Es ist eine völlig neue Bühnenkonstellation in der Stiftsruine, die einen intimen Zuschauerrahmen und eine Atmosphäre bei „Die letzten fünf Jahre“ schafft, welche wohl so auf ihre Art und Weise außergewöhnlich bleiben wird. Zudem sorgen einige wenige, aber sehr passend herausgesuchte Requisiten, die schnell und flüssig verwendet werden und eine auf den Punkt abgestimmte Lichteinstellung für ein einzigartiges Flair.

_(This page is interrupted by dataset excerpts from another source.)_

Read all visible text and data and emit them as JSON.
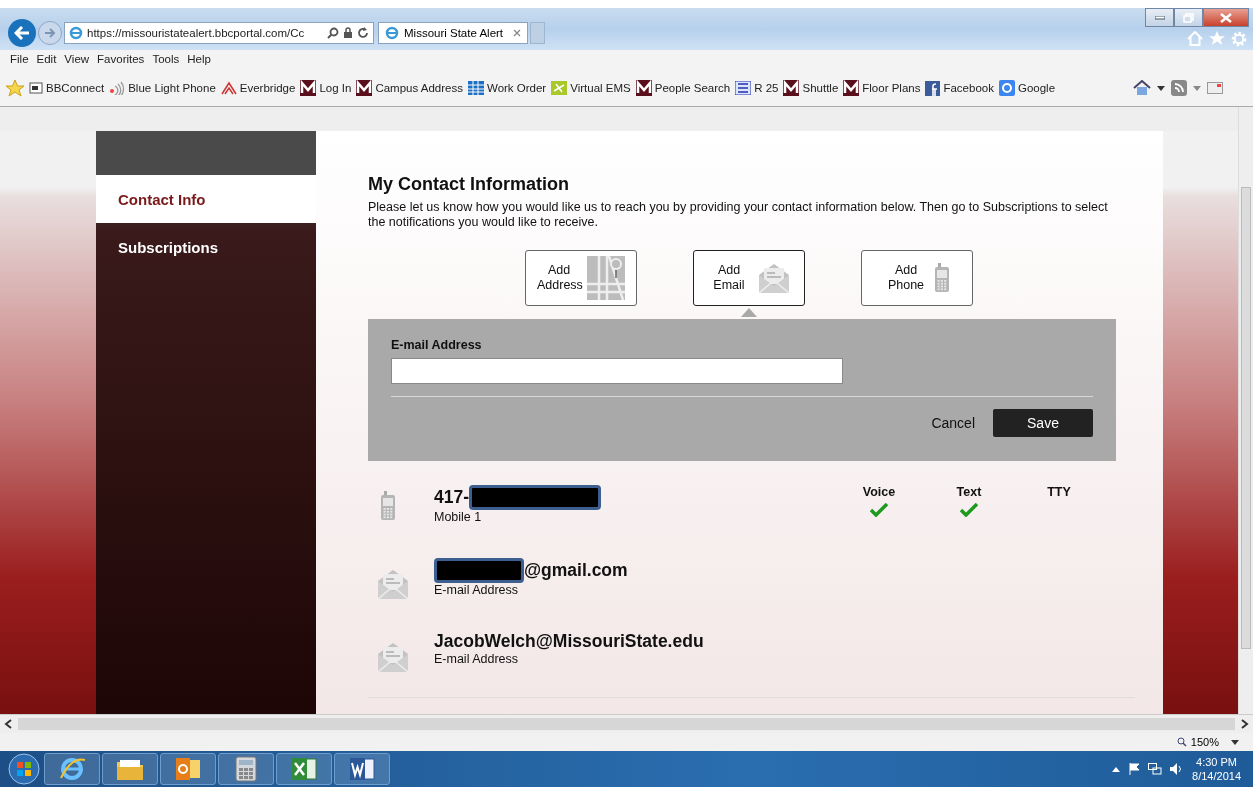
{
  "browser": {
    "address": "https://missouristatealert.bbcportal.com/Cc",
    "tabs": [
      {
        "title": "Missouri State Alert",
        "selected": true
      }
    ],
    "menu": [
      "File",
      "Edit",
      "View",
      "Favorites",
      "Tools",
      "Help"
    ],
    "favorites": [
      {
        "label": "BBConnect",
        "kind": "page"
      },
      {
        "label": "Blue Light Phone",
        "kind": "signal"
      },
      {
        "label": "Everbridge",
        "kind": "peaks"
      },
      {
        "label": "Log In",
        "kind": "m"
      },
      {
        "label": "Campus Address",
        "kind": "m"
      },
      {
        "label": "Work Order",
        "kind": "grid"
      },
      {
        "label": "Virtual EMS",
        "kind": "star"
      },
      {
        "label": "People Search",
        "kind": "m"
      },
      {
        "label": "R 25",
        "kind": "r25"
      },
      {
        "label": "Shuttle",
        "kind": "m"
      },
      {
        "label": "Floor Plans",
        "kind": "m"
      },
      {
        "label": "Facebook",
        "kind": "f"
      },
      {
        "label": "Google",
        "kind": "g"
      }
    ],
    "zoom": "150%"
  },
  "sidebar": {
    "items": [
      {
        "label": "Contact Info",
        "selected": true
      },
      {
        "label": "Subscriptions",
        "selected": false
      }
    ]
  },
  "content": {
    "title": "My Contact Information",
    "description": "Please let us know how you would like us to reach you by providing your contact information below. Then go to Subscriptions to select the notifications you would like to receive.",
    "add_buttons": [
      {
        "label": "Add Address",
        "kind": "address",
        "selected": false
      },
      {
        "label": "Add Email",
        "kind": "email",
        "selected": true
      },
      {
        "label": "Add Phone",
        "kind": "phone",
        "selected": false
      }
    ],
    "email_form": {
      "label": "E-mail Address",
      "buttons": {
        "cancel": "Cancel",
        "save": "Save"
      }
    },
    "contacts": [
      {
        "kind": "phone",
        "value": "417-",
        "redacted_after": true,
        "type_label": "Mobile 1",
        "methods": [
          {
            "label": "Voice",
            "checked": true
          },
          {
            "label": "Text",
            "checked": true
          },
          {
            "label": "TTY",
            "checked": false
          }
        ]
      },
      {
        "kind": "email",
        "value": "@gmail.com",
        "redacted_before": true,
        "type_label": "E-mail Address"
      },
      {
        "kind": "email",
        "value": "JacobWelch@MissouriState.edu",
        "type_label": "E-mail Address"
      }
    ]
  },
  "taskbar": {
    "apps": [
      {
        "kind": "ie"
      },
      {
        "kind": "folder"
      },
      {
        "kind": "outlook"
      },
      {
        "kind": "calculator"
      },
      {
        "kind": "excel"
      },
      {
        "kind": "word"
      }
    ],
    "time": "4:30 PM",
    "date": "8/14/2014"
  }
}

Fünf Musiker (Violine: Takashi Bernhöft, Cello: Kate Green und Pirkko Langer, Gitarre: Rüdiger Nass, Bass: Alex Uhl) unter der Leitung von Christoph Wohlleben (Klavier) finden ihren Platz sichtbar auf der Bühne und unterstreichen das Geschehen mal mit sanften, mal mit energisch-harten, aber auch mal mit jazzigen Tönen. Die Handlung lässt sich durch 14 Lieder tragen, es fällt kaum ein gesprochenes Wort.

Der heimliche Schatz dieses besonderen Musicals sind die jeweiligen spiegelverkehrten Erzählweisen. Der aufmerksame Zuschauer erlebt Parallelen, welche Gil Mehmert in seiner Inszenierung ganz wunderbar zum Vorschein kommen lässt und spürt, wie sich die Geschichte am Ende fügt. Den Höhepunkt stellt die Hochzeit des verliebten Paares dar. Es ist das einzige Duett der beiden und der Moment, als sich ihre Erzählstränge kreuzen. „Willst du dein Leben mit mir teil’n?“, heißt es, als Cathy und Jamie miteinander vereint sich die ewige Liebe versprechen und von einer gemeinsamen Zukunft träumen.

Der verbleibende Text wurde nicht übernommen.